Friends of Historic Miracle Mile (FOHMM) is a volunteer organization of owners, residents and preservation advocates who came together with a goal to preserve and advocate for the Miracle Mile Apartments Historic District in Los Angeles, California 90036. The Historic District is an excellent example of an architecturally intact and culturally significant mutifamily neighborhood dating to the 1920s through the 1940s, and was first identified as eligible for historic preservation in the 2014 SurveyLA. Through our efforts, resources were raised to hire the Architectural Resources Group to prepare a formal nomination, which was met with success when, in December 2022, the California Office of Historic Preservation endorsed the nomination and paved the way for listing on the National Register of Historic Places.
One of the most significant aspects of our neighborhood being listed in the National Register of Historic Places is that preservation of historic housing is also preservation of “naturally occuring” affordable housing. The Los Angeles Conservancy reports that “other things being equal,” the older housing is, the cheaper it tends to be. The apartment homes constructed in the 1920s, 30s and 40s were created for working class families to put down roots and raise a family. A typical one bedroom apartment in our District is large enough for a couple to settle down and start a family, with 1-bedrooms typically ranging from 800-1,000 sq. ft. A typical 2-bedroom apartment in the Historic District ranges from 1,200 - 1,300 square feet.— the size of a small single family home from the same era. The apartment structures were intended to provide well -crafted permanent homes where a family would have enough space to raise their family and stay for decades if they lacked the means to buy a single family home. Today’s new construction, by contrast, creates “units” that are as much as 50% smaller, meaning fewer people can live in them. A 650 sq. ft. Density Bonus 2-bedroom “unit” cannot take the place of a 1,200 sq. ft. 2-bedroom apartment because the new unit can’t fit as many family members. Affordability is not just about price. It’s about what you get for that price. If fewer people can be housed in a new “rent restricted” unit, then even if the rent is the same as the demolished RSO unit, the new unit is less affordable because it costs more per person.
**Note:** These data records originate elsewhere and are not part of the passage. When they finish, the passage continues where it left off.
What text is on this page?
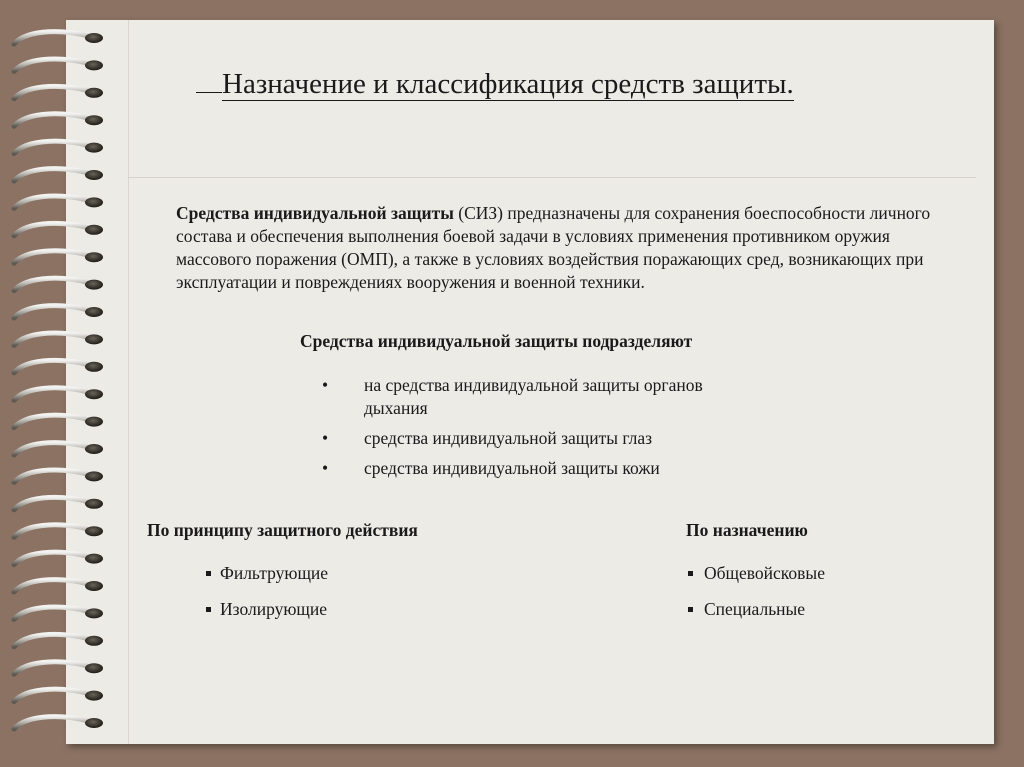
Назначение и классификация средств защиты.
Средства индивидуальной защиты (СИЗ) предназначены для сохранения боеспособности личного состава и обеспечения выполнения боевой задачи в условиях применения противником оружия массового поражения (ОМП), а также в условиях воздействия поражающих сред, возникающих при эксплуатации и повреждениях вооружения и военной техники.
Средства индивидуальной защиты подразделяют
• на средства индивидуальной защиты органов дыхания
• средства индивидуальной защиты глаз
• средства индивидуальной защиты кожи
По принципу защитного действия
Фильтрующие
Изолирующие
По назначению
Общевойсковые
Специальные
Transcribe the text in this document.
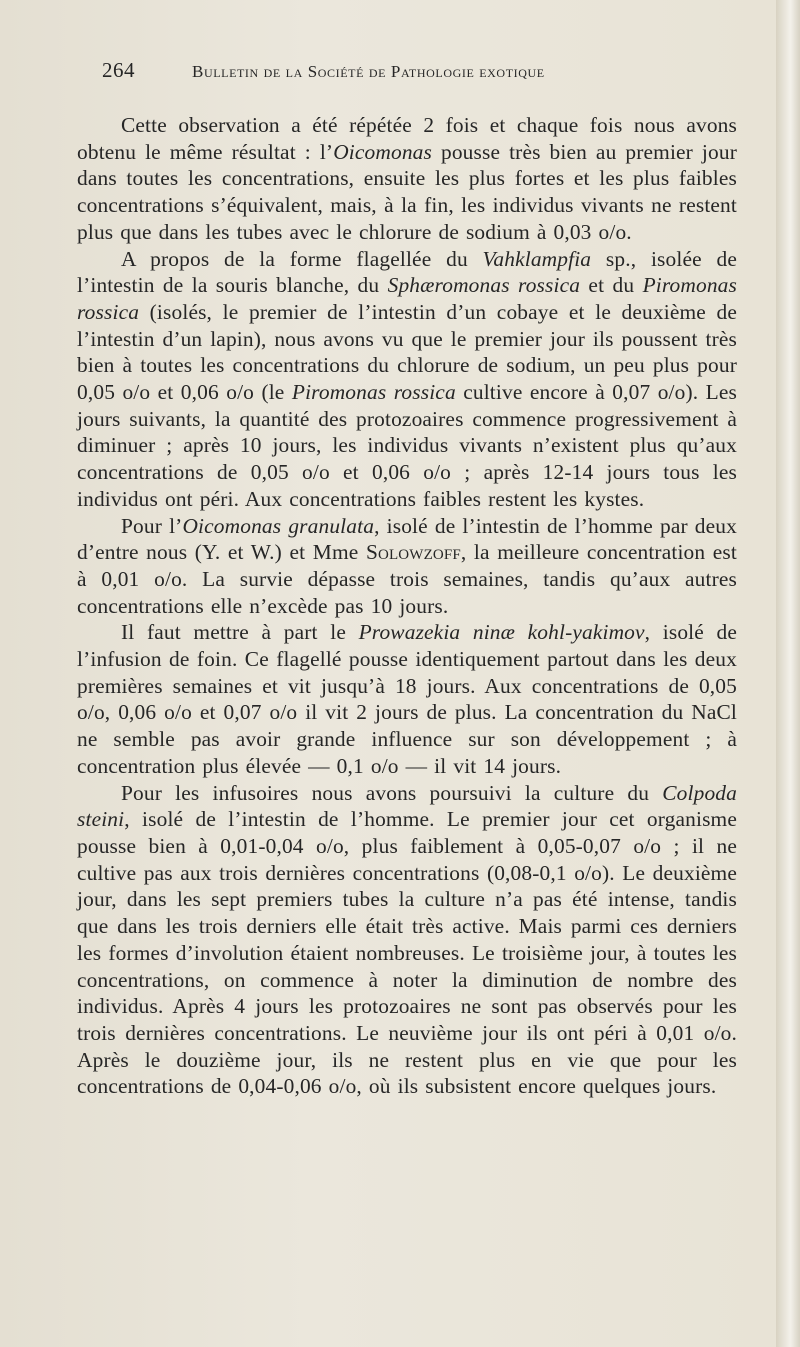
264	Bulletin de la Société de Pathologie exotique

Cette observation a été répétée 2 fois et chaque fois nous avons obtenu le même résultat : l’Oicomonas pousse très bien au premier jour dans toutes les concentrations, ensuite les plus fortes et les plus faibles concentrations s’équivalent, mais, à la fin, les individus vivants ne restent plus que dans les tubes avec le chlorure de sodium à 0,03 o/o.

A propos de la forme flagellée du Vahklampfia sp., isolée de l’intestin de la souris blanche, du Sphæromonas rossica et du Piromonas rossica (isolés, le premier de l’intestin d’un cobaye et le deuxième de l’intestin d’un lapin), nous avons vu que le premier jour ils poussent très bien à toutes les concentrations du chlorure de sodium, un peu plus pour 0,05 o/o et 0,06 o/o (le Piromonas rossica cultive encore à 0,07 o/o). Les jours suivants, la quantité des protozoaires commence progressivement à diminuer ; après 10 jours, les individus vivants n’existent plus qu’aux concentrations de 0,05 o/o et 0,06 o/o ; après 12-14 jours tous les individus ont péri. Aux concentrations faibles restent les kystes.

Pour l’Oicomonas granulata, isolé de l’intestin de l’homme par deux d’entre nous (Y. et W.) et Mme Solowzoff, la meilleure concentration est à 0,01 o/o. La survie dépasse trois semaines, tandis qu’aux autres concentrations elle n’excède pas 10 jours.

Il faut mettre à part le Prowazekia ninæ kohl-yakimov, isolé de l’infusion de foin. Ce flagellé pousse identiquement partout dans les deux premières semaines et vit jusqu’à 18 jours. Aux concentrations de 0,05 o/o, 0,06 o/o et 0,07 o/o il vit 2 jours de plus. La concentration du NaCl ne semble pas avoir grande influence sur son développement ; à concentration plus élevée — 0,1 o/o — il vit 14 jours.

Pour les infusoires nous avons poursuivi la culture du Colpoda steini, isolé de l’intestin de l’homme. Le premier jour cet organisme pousse bien à 0,01-0,04 o/o, plus faiblement à 0,05-0,07 o/o ; il ne cultive pas aux trois dernières concentrations (0,08-0,1 o/o). Le deuxième jour, dans les sept premiers tubes la culture n’a pas été intense, tandis que dans les trois derniers elle était très active. Mais parmi ces derniers les formes d’involution étaient nombreuses. Le troisième jour, à toutes les concentrations, on commence à noter la diminution de nombre des individus. Après 4 jours les protozoaires ne sont pas observés pour les trois dernières concentrations. Le neuvième jour ils ont péri à 0,01 o/o. Après le douzième jour, ils ne restent plus en vie que pour les concentrations de 0,04-0,06 o/o, où ils subsistent encore quelques jours.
Fewer people housed per dollar of rent is a net loss of affordable housing capacity. Because most if not all historic apartment buildings are rent-stabilized under Los Angeles’s Rent Stabilzation Ordinancer, preserving multifamily historic structures also preserves affordability along with the cultural and architectural history.
FOHMM continues to advocate for the Miracle Mile Apartments Historic District to ensure that it can flourish in the face of considerable pressures from overdevelopment, infrastructure failure and insufficiency, and quality of life issues that threaten its stability. Historic neighborhoods are often some of the most overcrowded neigborhoods with all of the burdens and impacts that can entail. FOHMM has consistently advocated with City officials and State officials for policies that are compatible with the needs of a crowded historic neighborhood. Our proudest moment may have been when in September 2024, Governor Gavin Newsom signed into law AB 2712 (Friedman), a bill written by FOHMM president Barbara Gallen to address the AB 2097 Parking Loophole.
Through FOHMM’s lobbying efforts in Sacramento, and with the support of more than 20 neighborhood groups, AB 2712 was a victory for LA’s many parking-burdened multifamily neighborhoods chafing under the unintended consequences of State and local laws that reduced or abolished parking minimums for new developments based on proximity to transit.